BİLGİLERİ DUYUNCA DEHŞETE KAPILDI

Adları gizli tutulan bazı 'vatansever gönüllüler' de, dairenin sivil uzantısı olarak çalışmak üzere ömür boyu görevlendirilmişlerdi. Gerekli olması halinde bu gönüllü vatanseverlerin kullanılması için de Türkiye'nin bazı yerlerinde gizli silah depoları oluşturulmuştu.

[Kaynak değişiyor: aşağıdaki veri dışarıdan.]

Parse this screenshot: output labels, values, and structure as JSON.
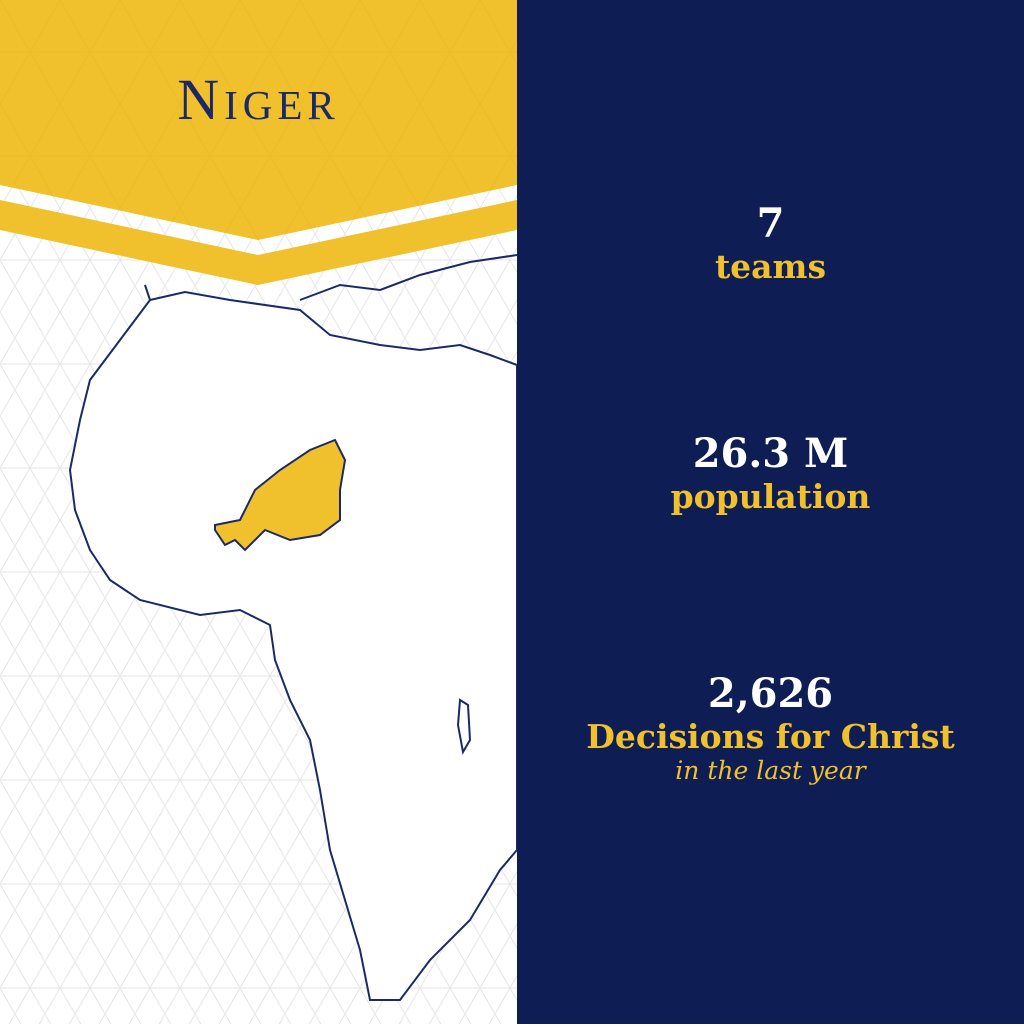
{
  "header": {
    "title": "Niger"
  },
  "stats": [
    {
      "value": "7",
      "label": "teams"
    },
    {
      "value": "26.3 M",
      "label": "population"
    },
    {
      "value": "2,626",
      "label": "Decisions for Christ",
      "note": "in the last year"
    }
  ]
}
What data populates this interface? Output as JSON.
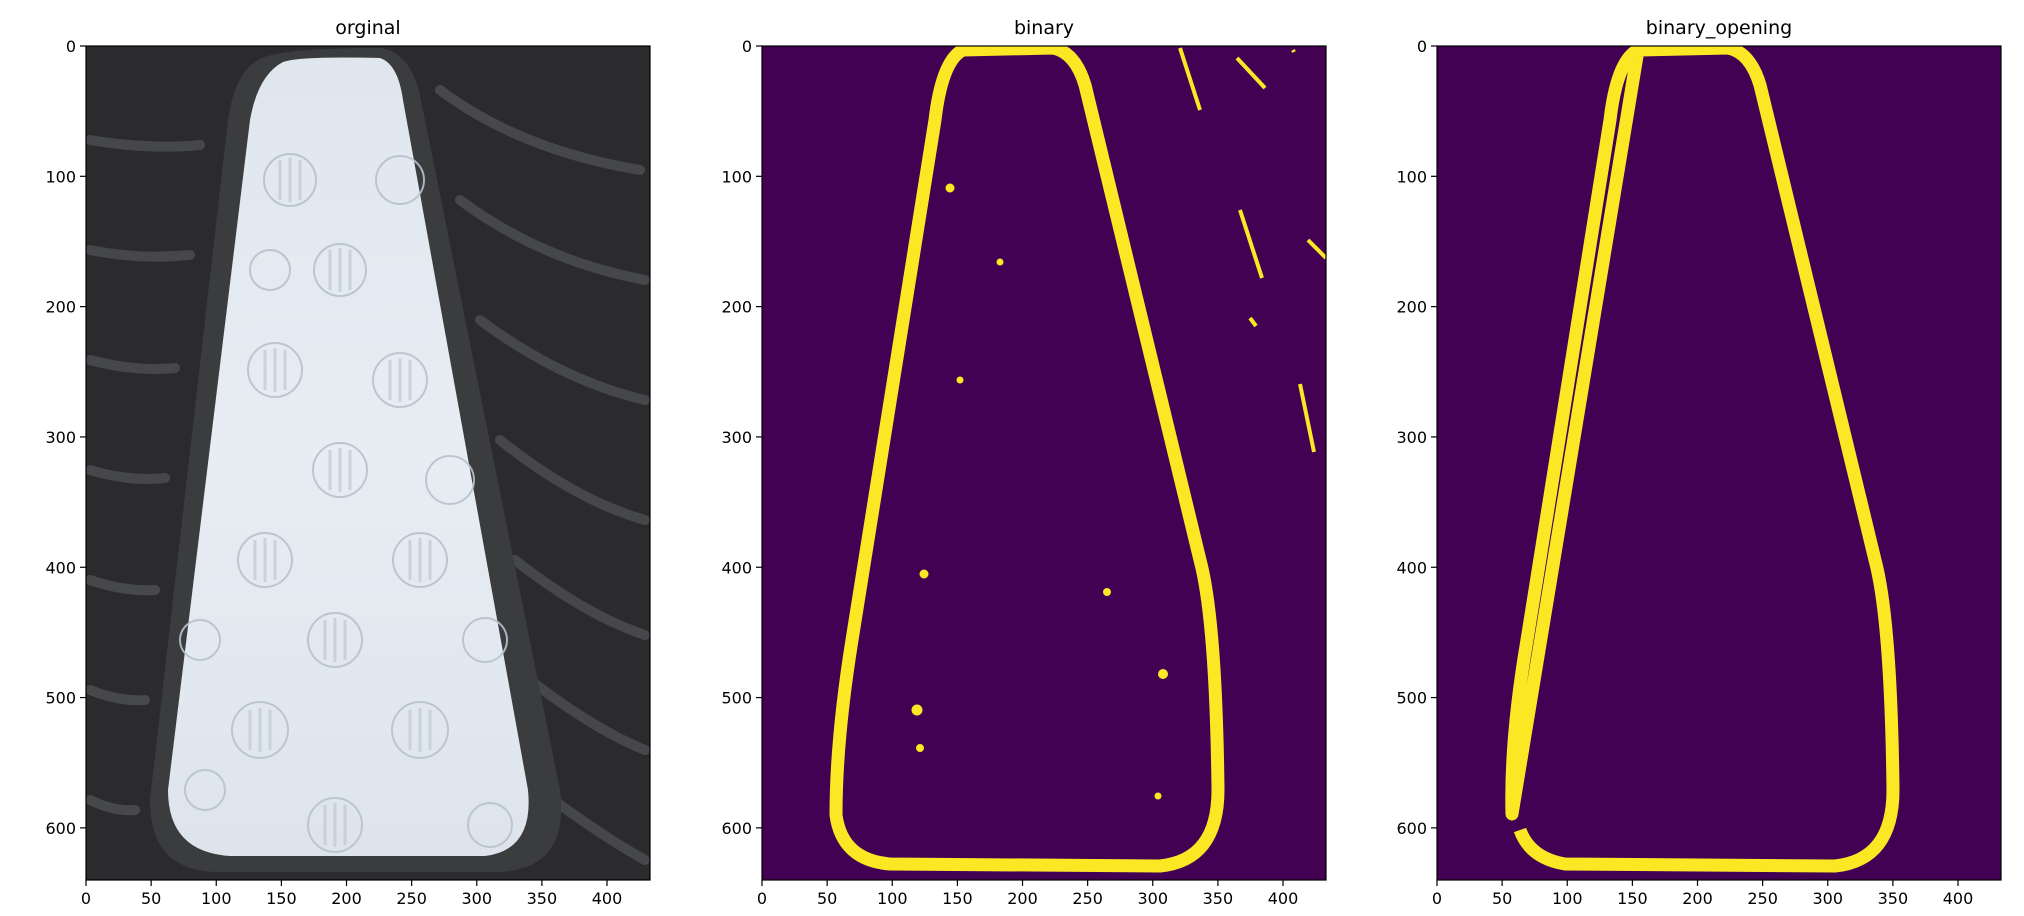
{
  "chart_data": [
    {
      "type": "image",
      "title": "orginal",
      "xticks": [
        "0",
        "50",
        "100",
        "150",
        "200",
        "250",
        "300",
        "350",
        "400"
      ],
      "yticks": [
        "0",
        "100",
        "200",
        "300",
        "400",
        "500",
        "600"
      ],
      "xlim": [
        0,
        433
      ],
      "ylim": [
        640,
        0
      ],
      "content": "photo of a white textured foam panel inside a dark rubber frame"
    },
    {
      "type": "image",
      "title": "binary",
      "xticks": [
        "0",
        "50",
        "100",
        "150",
        "200",
        "250",
        "300",
        "350",
        "400"
      ],
      "yticks": [
        "0",
        "100",
        "200",
        "300",
        "400",
        "500",
        "600"
      ],
      "xlim": [
        0,
        433
      ],
      "ylim": [
        640,
        0
      ],
      "colors": {
        "background": "#440154",
        "foreground": "#fde725"
      },
      "content": "binary mask: yellow outline of the panel plus small noise specks"
    },
    {
      "type": "image",
      "title": "binary_opening",
      "xticks": [
        "0",
        "50",
        "100",
        "150",
        "200",
        "250",
        "300",
        "350",
        "400"
      ],
      "yticks": [
        "0",
        "100",
        "200",
        "300",
        "400",
        "500",
        "600"
      ],
      "xlim": [
        0,
        433
      ],
      "ylim": [
        640,
        0
      ],
      "colors": {
        "background": "#440154",
        "foreground": "#fde725"
      },
      "content": "binary mask after opening: clean yellow outline, noise removed"
    }
  ]
}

Anlayacağımız, "Kontrgerilla" iddialarına kaynaklık teşkil eden yapı önce "Seferberlik Tetkik Kurulu" ve sonrasında "Özel Harp Dairesi" olarak anılan dairenin içindeydi(Dairenin adı 1990'larda Özel Kuvvetler Komutanlığı olarak değiştirilmişti).

Bakın Ecevit bu durumu nasıl karşılamış:

"Edindiğimiz bilgilerden dehşete kapılmamız doğaldı, gerçi benim aklıma da , rahmetli Esat Işık'ın aklına da, Özel Harp Dairesi'ni yöneten komutanların; Daire'ye bağlı sivil elemanları bile bile iç olaylarda kullanacakları olasılığı gelmemişti; bugün de öyle olasılığı düşünmek bile istemiyordum; o sırada Özel Harp Dairesi Başkanı olan General Kemal Yamak'ın iyi niyetinden de herhangi bir kuşkumuz yoktu; ancak Daire'nin başındaki komutanlar ne kadar iyi niyetli ve siyasetten ne kadar uzak olurlarsa olsunlar ömür boyu görevlendirilmiş 'gönüllü sivil vatanseverler'den bazılarının; yani Özel Harp Dairesi'ne bağlı 'Sivil Örgüt'te görev almış olanlardan bazılarının, zamanla ideolojik kutuplaşmalar içinde yer alabilecekleri ve türlü etkiler altında, görevlerini kötüye kullanabilecekleri kuşkusuna kapılmamak elde değildi"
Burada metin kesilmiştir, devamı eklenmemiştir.